While the lone copy of Once Upon a Time in Shaolin remains a possession of Martin Shkreli, RZA has tried to legally wrestle the project out of the disgraced former hedge fund manager.
“I’ve actually tried to get it back, but the paperwork and the contract stops me from getting it back.,” RZA explains. “When (Shkreli) put it on eBay, the first thing I did was call my lawyer, and I was like, ‘Yo, let’s go.’ And they said, ‘All right, check with your contract.’ And it’s no, you can’t do it. Ain’t that a bitch?”

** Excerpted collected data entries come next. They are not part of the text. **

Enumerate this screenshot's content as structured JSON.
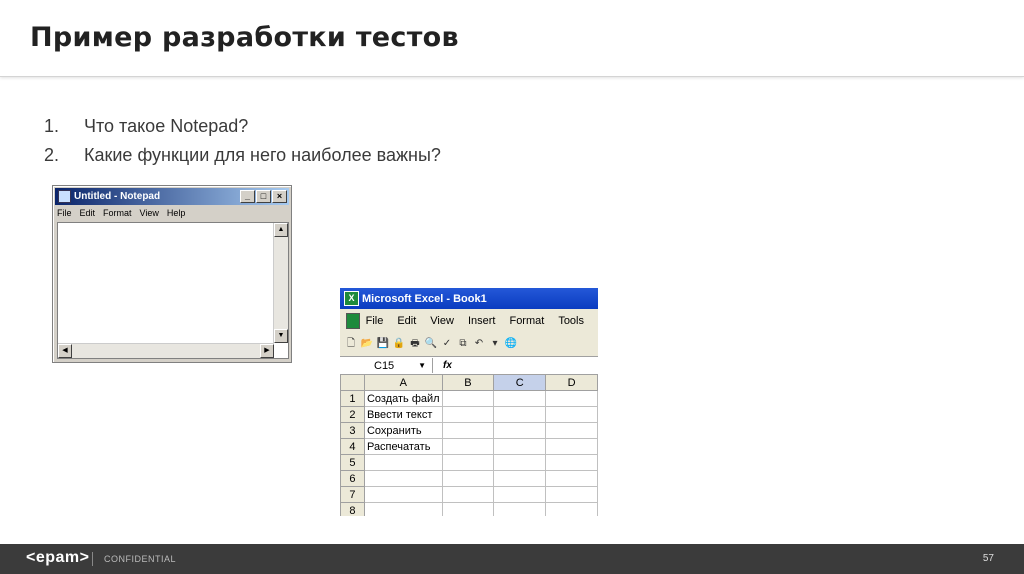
{
  "slide": {
    "title": "Пример разработки тестов",
    "list": [
      {
        "num": "1.",
        "text": "Что такое Notepad?"
      },
      {
        "num": "2.",
        "text": "Какие функции для него наиболее важны?"
      }
    ]
  },
  "notepad": {
    "title": "Untitled - Notepad",
    "controls": [
      "_",
      "□",
      "×"
    ],
    "menu": [
      "File",
      "Edit",
      "Format",
      "View",
      "Help"
    ]
  },
  "excel": {
    "title": "Microsoft Excel - Book1",
    "menu": [
      "File",
      "Edit",
      "View",
      "Insert",
      "Format",
      "Tools"
    ],
    "name_box": "C15",
    "fx_label": "fx",
    "columns": [
      "A",
      "B",
      "C",
      "D"
    ],
    "selected_column": "C",
    "rows": [
      {
        "num": "1",
        "a": "Создать файл"
      },
      {
        "num": "2",
        "a": "Ввести текст"
      },
      {
        "num": "3",
        "a": "Сохранить"
      },
      {
        "num": "4",
        "a": "Распечатать"
      },
      {
        "num": "5",
        "a": ""
      },
      {
        "num": "6",
        "a": ""
      },
      {
        "num": "7",
        "a": ""
      },
      {
        "num": "8",
        "a": ""
      }
    ]
  },
  "footer": {
    "logo": "<epam>",
    "label": "CONFIDENTIAL",
    "page": "57"
  }
}
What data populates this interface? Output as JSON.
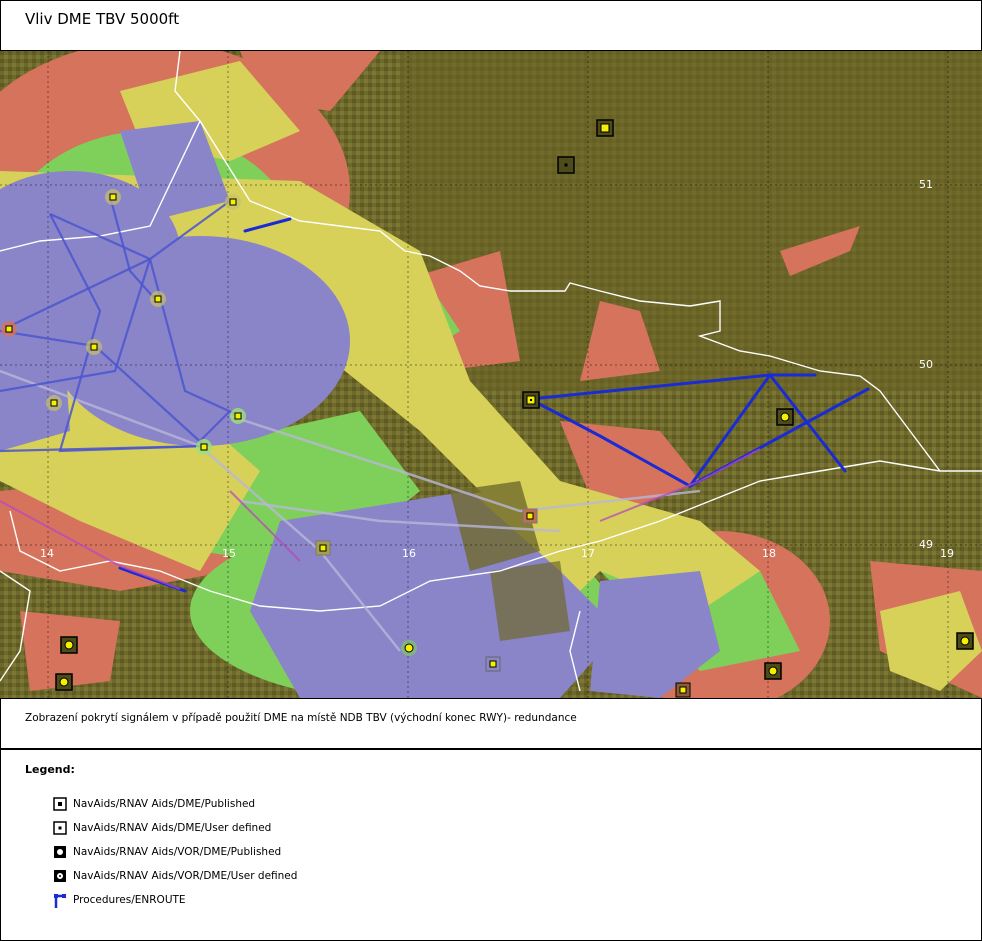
{
  "title": "Vliv DME TBV 5000ft",
  "caption": "Zobrazení pokrytí signálem v případě použití DME na místě NDB TBV (východní konec RWY)- redundance",
  "map": {
    "longitude_labels": [
      "14",
      "15",
      "16",
      "17",
      "18",
      "19"
    ],
    "latitude_labels": [
      "51",
      "50",
      "49"
    ],
    "colors": {
      "terrain_dark": "#5f5a22",
      "terrain_light": "#7c7733",
      "coverage_red": "#d6735d",
      "coverage_green": "#7fd05a",
      "coverage_yellow": "#d7d15a",
      "coverage_blue": "#8a84c8",
      "route_blue": "#1a2bd4",
      "border_white": "#ffffff"
    }
  },
  "legend": {
    "title": "Legend:",
    "items": [
      {
        "label": "NavAids/RNAV Aids/DME/Published",
        "icon": "dme-published-icon"
      },
      {
        "label": "NavAids/RNAV Aids/DME/User defined",
        "icon": "dme-user-defined-icon"
      },
      {
        "label": "NavAids/RNAV Aids/VOR/DME/Published",
        "icon": "vor-dme-published-icon"
      },
      {
        "label": "NavAids/RNAV Aids/VOR/DME/User defined",
        "icon": "vor-dme-user-defined-icon"
      },
      {
        "label": "Procedures/ENROUTE",
        "icon": "enroute-procedure-icon"
      }
    ]
  }
}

Under the LP’s original contract, the album wouldn’t be able to hit the retail market again until 88 years after its 2015 purchase. However, due to Shkreli’s recent fraud conviction, RZA might have a good shot at reclaiming One Upon a Time in Shaolin in the near future. With Shkreli off to federal prison for seven years, Forbes notes that he will probably be forced to forfeit his $2 million USD album. Forbes‘ Zack O’Malley Greenburg writes:
The most fascinating question that now arises is the legality of seizing a work still owned in part by Tarik “Cilvaringz” Azzougarh and Robert “RZA” Diggs, producers of the Wu-Tang album. In addition to holding 50% of the master recording, they also stipulated that the album’s buyer couldn’t sell it until 88 years after the purchase–and that, in the meantime, Once Upon A Time In Shaolin was only for the buyer’s personal use, part of a plan to push the value of music back to the level of fine art.“The contract the album was sold under requires Mr. Shkreli to bind any new taker of the album to all of the same terms it was sold under,” says Peter Scoolidge, Azzougarh’s attorney; the album has not yet been physically seized, as far as he knows. “If and when that happens, my client could file papers in the forfeiture proceeding to enforce the restrictions on use of the album.”
Shkreli could also still file an appeal, which would further delay the process; his attorney, Ben Brafman, did not immediately reply to a request for comment.
While the future of Once Upon a Time in Shaolin might be up in the air at the moment, RZA and the Wu-Tang Clan have still managed to remain active in recent months: the last Wu-Tang album, The Saga Continues, debuted last fall.